Photo Courtesy of African Children’s Choir

Global music has a few new faces. Their name is the African Children’s Choir, there are thousands of them and they are here to spread a message of joy and perseverance. Despite their impoverished backgrounds, they have truly become an international force for joy. Recently, the Technique had the opportunity to interview a representative from the choir, revealing some of the origins, meanings and emotions surrounding this special group.

So how did the choir first get started, and how has it expanded since then?

The African Children’s Choir, under the Parent Organization Music for Life, began in 1984 in Uganda, Africa during the brutal reign of Idi Amin that left hundreds of thousands of orphans homeless and hopeless.

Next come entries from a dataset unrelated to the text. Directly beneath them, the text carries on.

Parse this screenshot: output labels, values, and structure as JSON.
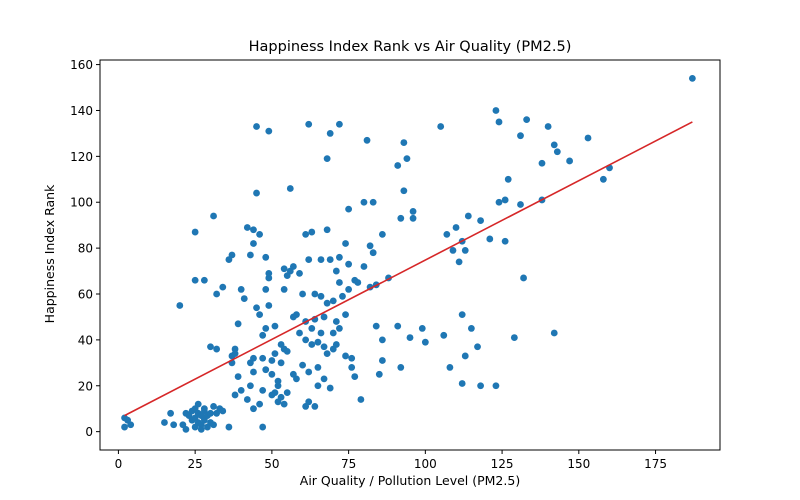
{
  "chart_data": {
    "type": "scatter",
    "title": "Happiness Index Rank vs Air Quality (PM2.5)",
    "xlabel": "Air Quality / Pollution Level (PM2.5)",
    "ylabel": "Happiness Index Rank",
    "xlim": [
      -6,
      196
    ],
    "ylim": [
      -8,
      162
    ],
    "xticks": [
      0,
      25,
      50,
      75,
      100,
      125,
      150,
      175
    ],
    "yticks": [
      0,
      20,
      40,
      60,
      80,
      100,
      120,
      140,
      160
    ],
    "grid": false,
    "legend": "none",
    "point_color": "#1f77b4",
    "trend_color": "#d62728",
    "trendline": {
      "x": [
        2,
        187
      ],
      "y": [
        7,
        135
      ]
    },
    "points": [
      [
        2,
        6
      ],
      [
        2,
        2
      ],
      [
        3,
        5
      ],
      [
        4,
        3
      ],
      [
        15,
        4
      ],
      [
        17,
        8
      ],
      [
        18,
        3
      ],
      [
        20,
        55
      ],
      [
        21,
        3
      ],
      [
        22,
        1
      ],
      [
        22,
        8
      ],
      [
        23,
        7
      ],
      [
        24,
        5
      ],
      [
        24,
        9
      ],
      [
        25,
        2
      ],
      [
        25,
        10
      ],
      [
        25,
        6
      ],
      [
        26,
        8
      ],
      [
        26,
        4
      ],
      [
        26,
        12
      ],
      [
        27,
        7
      ],
      [
        27,
        3
      ],
      [
        27,
        1
      ],
      [
        28,
        5
      ],
      [
        28,
        10
      ],
      [
        28,
        9
      ],
      [
        29,
        7
      ],
      [
        29,
        2
      ],
      [
        30,
        8
      ],
      [
        30,
        4
      ],
      [
        31,
        11
      ],
      [
        31,
        3
      ],
      [
        32,
        8
      ],
      [
        33,
        10
      ],
      [
        34,
        9
      ],
      [
        36,
        2
      ],
      [
        25,
        66
      ],
      [
        25,
        87
      ],
      [
        28,
        66
      ],
      [
        30,
        37
      ],
      [
        31,
        94
      ],
      [
        32,
        60
      ],
      [
        32,
        36
      ],
      [
        34,
        63
      ],
      [
        36,
        75
      ],
      [
        37,
        77
      ],
      [
        37,
        30
      ],
      [
        37,
        33
      ],
      [
        38,
        36
      ],
      [
        38,
        34
      ],
      [
        38,
        16
      ],
      [
        39,
        47
      ],
      [
        39,
        24
      ],
      [
        40,
        18
      ],
      [
        40,
        62
      ],
      [
        41,
        58
      ],
      [
        42,
        89
      ],
      [
        42,
        14
      ],
      [
        43,
        20
      ],
      [
        43,
        30
      ],
      [
        43,
        77
      ],
      [
        44,
        26
      ],
      [
        44,
        32
      ],
      [
        44,
        82
      ],
      [
        44,
        10
      ],
      [
        44,
        88
      ],
      [
        45,
        133
      ],
      [
        45,
        104
      ],
      [
        45,
        54
      ],
      [
        46,
        86
      ],
      [
        46,
        51
      ],
      [
        46,
        12
      ],
      [
        47,
        42
      ],
      [
        47,
        2
      ],
      [
        47,
        32
      ],
      [
        47,
        18
      ],
      [
        48,
        27
      ],
      [
        48,
        62
      ],
      [
        48,
        76
      ],
      [
        48,
        45
      ],
      [
        49,
        67
      ],
      [
        49,
        55
      ],
      [
        49,
        69
      ],
      [
        49,
        131
      ],
      [
        50,
        31
      ],
      [
        50,
        16
      ],
      [
        50,
        25
      ],
      [
        51,
        34
      ],
      [
        51,
        17
      ],
      [
        51,
        46
      ],
      [
        52,
        20
      ],
      [
        52,
        13
      ],
      [
        52,
        22
      ],
      [
        53,
        30
      ],
      [
        53,
        15
      ],
      [
        53,
        38
      ],
      [
        54,
        71
      ],
      [
        54,
        62
      ],
      [
        54,
        12
      ],
      [
        54,
        36
      ],
      [
        55,
        35
      ],
      [
        55,
        68
      ],
      [
        55,
        17
      ],
      [
        56,
        106
      ],
      [
        56,
        70
      ],
      [
        57,
        72
      ],
      [
        57,
        50
      ],
      [
        57,
        25
      ],
      [
        58,
        23
      ],
      [
        58,
        51
      ],
      [
        59,
        43
      ],
      [
        59,
        69
      ],
      [
        60,
        60
      ],
      [
        60,
        29
      ],
      [
        61,
        40
      ],
      [
        61,
        86
      ],
      [
        61,
        11
      ],
      [
        61,
        48
      ],
      [
        62,
        134
      ],
      [
        62,
        75
      ],
      [
        62,
        26
      ],
      [
        62,
        13
      ],
      [
        63,
        87
      ],
      [
        63,
        38
      ],
      [
        63,
        45
      ],
      [
        64,
        60
      ],
      [
        64,
        11
      ],
      [
        64,
        49
      ],
      [
        65,
        39
      ],
      [
        65,
        28
      ],
      [
        65,
        20
      ],
      [
        66,
        59
      ],
      [
        66,
        75
      ],
      [
        66,
        43
      ],
      [
        67,
        37
      ],
      [
        67,
        23
      ],
      [
        67,
        50
      ],
      [
        68,
        119
      ],
      [
        68,
        34
      ],
      [
        68,
        56
      ],
      [
        68,
        88
      ],
      [
        69,
        130
      ],
      [
        69,
        75
      ],
      [
        69,
        19
      ],
      [
        70,
        57
      ],
      [
        70,
        43
      ],
      [
        70,
        36
      ],
      [
        71,
        48
      ],
      [
        71,
        70
      ],
      [
        71,
        38
      ],
      [
        72,
        134
      ],
      [
        72,
        45
      ],
      [
        72,
        65
      ],
      [
        72,
        76
      ],
      [
        73,
        59
      ],
      [
        74,
        82
      ],
      [
        74,
        33
      ],
      [
        74,
        51
      ],
      [
        75,
        97
      ],
      [
        75,
        62
      ],
      [
        75,
        73
      ],
      [
        76,
        32
      ],
      [
        76,
        28
      ],
      [
        77,
        24
      ],
      [
        77,
        66
      ],
      [
        78,
        65
      ],
      [
        79,
        14
      ],
      [
        80,
        72
      ],
      [
        80,
        100
      ],
      [
        81,
        127
      ],
      [
        82,
        81
      ],
      [
        82,
        63
      ],
      [
        83,
        78
      ],
      [
        83,
        100
      ],
      [
        84,
        46
      ],
      [
        84,
        64
      ],
      [
        85,
        25
      ],
      [
        86,
        86
      ],
      [
        86,
        31
      ],
      [
        86,
        40
      ],
      [
        88,
        67
      ],
      [
        91,
        116
      ],
      [
        91,
        46
      ],
      [
        92,
        93
      ],
      [
        92,
        28
      ],
      [
        93,
        126
      ],
      [
        93,
        105
      ],
      [
        94,
        119
      ],
      [
        95,
        41
      ],
      [
        96,
        93
      ],
      [
        96,
        96
      ],
      [
        99,
        45
      ],
      [
        100,
        39
      ],
      [
        105,
        133
      ],
      [
        106,
        42
      ],
      [
        107,
        86
      ],
      [
        108,
        28
      ],
      [
        109,
        79
      ],
      [
        110,
        89
      ],
      [
        111,
        74
      ],
      [
        112,
        21
      ],
      [
        112,
        51
      ],
      [
        112,
        83
      ],
      [
        113,
        33
      ],
      [
        113,
        79
      ],
      [
        114,
        94
      ],
      [
        115,
        45
      ],
      [
        117,
        37
      ],
      [
        118,
        20
      ],
      [
        118,
        92
      ],
      [
        121,
        84
      ],
      [
        123,
        20
      ],
      [
        123,
        140
      ],
      [
        124,
        100
      ],
      [
        124,
        135
      ],
      [
        126,
        83
      ],
      [
        126,
        101
      ],
      [
        127,
        110
      ],
      [
        129,
        41
      ],
      [
        131,
        129
      ],
      [
        131,
        99
      ],
      [
        132,
        67
      ],
      [
        133,
        136
      ],
      [
        138,
        101
      ],
      [
        138,
        117
      ],
      [
        140,
        133
      ],
      [
        142,
        43
      ],
      [
        142,
        125
      ],
      [
        143,
        122
      ],
      [
        147,
        118
      ],
      [
        153,
        128
      ],
      [
        158,
        110
      ],
      [
        160,
        115
      ],
      [
        187,
        154
      ]
    ]
  }
}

Our president and founder, Ray Barnett, was doing relief work in Uganda at that time and was inspired by the singing of a little Ugandan boy whom he had given a lift to in his car. The boy had lost both his parents and didn’t know where his next meal was going to come from, but he sang the entire journey with a joy and dignity that moved Ray Barnett deeply. Ray Barnett wanted to bring a group of children to the Western world so that everyone could see and hear the great promise and potential of Africa’s children. Since 1984, the work of the choir has expanded to seven African countries: Uganda, South Africa, Kenya, Ghana, Nigeria, Rwanda and the Sudan. The organization supports students in more than 35 schools in these countries and has educated over 52,000 children.

What was the goal in creating the first choir?

The first African Children’s Choir was selected from orphaned and vulnerable children in the Kampala and Luwero areas in Uganda, Africa in 1984. They traveled to North American church communities and impressed audiences with their vibrancy and outstanding musical talent. The choir became a mouthpiece for the plight of the many thousands of vulnerable children like them in Uganda. They showed the world that Africa’s most vulnerable children have beauty, dignity and unlimited ability. The funds they raised through donations provided for their own support and education. The funds also helped to fund the building of an orphanage back in Kampala, Uganda from where the second African Children’s Choir was selected.

In what type of music does the choir specialize, and how does it correspond to the overall message that the group stands for?

The African Children’s Choir specializes in traditional African songs and dances from many different parts of Africa. The Choir also performs original Englishlanguage songs as well as many hymnal, gospel and contemporary Christian songs such as “How He Loves Us,” “This Little Light Of Mine,” “I Love You Lord,” “Amazing Grace,” “He’s Got The Whole World In His Hands” and many more. These songs and dances show that despite their situations back home in Africa, these children are beautiful, joyful and inspired, through the choir, to make their home better.

In addition to offering a musical education, how else does the choir try to help its members?

The children are not members, like in a country club, but part of our family. As a family, the organization strives to provide the next generation with the best opportunities for breaking the cycle of poverty and illiteracy. With the help of sponsors and donors, the children’s education is provided for through University or Trade School. Prior to going on tour, the children train at The African Children’s Choir Training Academy, where the children learn songs, dances and attend school. After a choir has finished tour, the children then attend The African Children’s Choir Primary School in Entebbe, Uganda, near Lake Victoria. The organization not only helps the children in the choir but also children and communities throughout Africa with programs such as Teacher Training Colleges in Southern Sudan, AIDS education, literacy schools and Music for Life Centers that bring hope through music and dance education.

The choir has become quite a sensation over the years, touring all over the world. How do the children feel about being able to travel so much and spread their talents?

The children love seeing new places and meeting new people while on tour. They love learning new things and tasting new foods that they may have never been able to experience prior to being a part of The African Children’s Choir family. They enjoy performing for people who come to their concerts. They get so happy hearing the roar of the crowds, seeing the flashes from the cameras and seeing the tears of joy that they are able to bring to the audiences.

Why do you think music is an effective tool for helping these children?

Learning the songs and dances helps the children to learn teamwork, cooperation and determination to do their best. These skills are fundamental for them to become bright individuals who are inspired to make their home a better place for the next generation. Music transcends language. The emotion and message behind the music always comes through whether or not you speak English or Luganda. The joy in the children’s dances, the smiles on their faces and the sparkle in their eyes are felt and understood by all peoples regardless of where they come from. That’s the great thing about music: It teaches the children that we are all connected and through music they are able to bring hope and joy to people around the world.

The African Children’s Choir will be appearing in Atlanta on Sunday, Sept. 1, at Wieuca Road Baptist Church, and on Tuesday, Sept. 3, at Roswell United Methodist Church. Donations are welcome.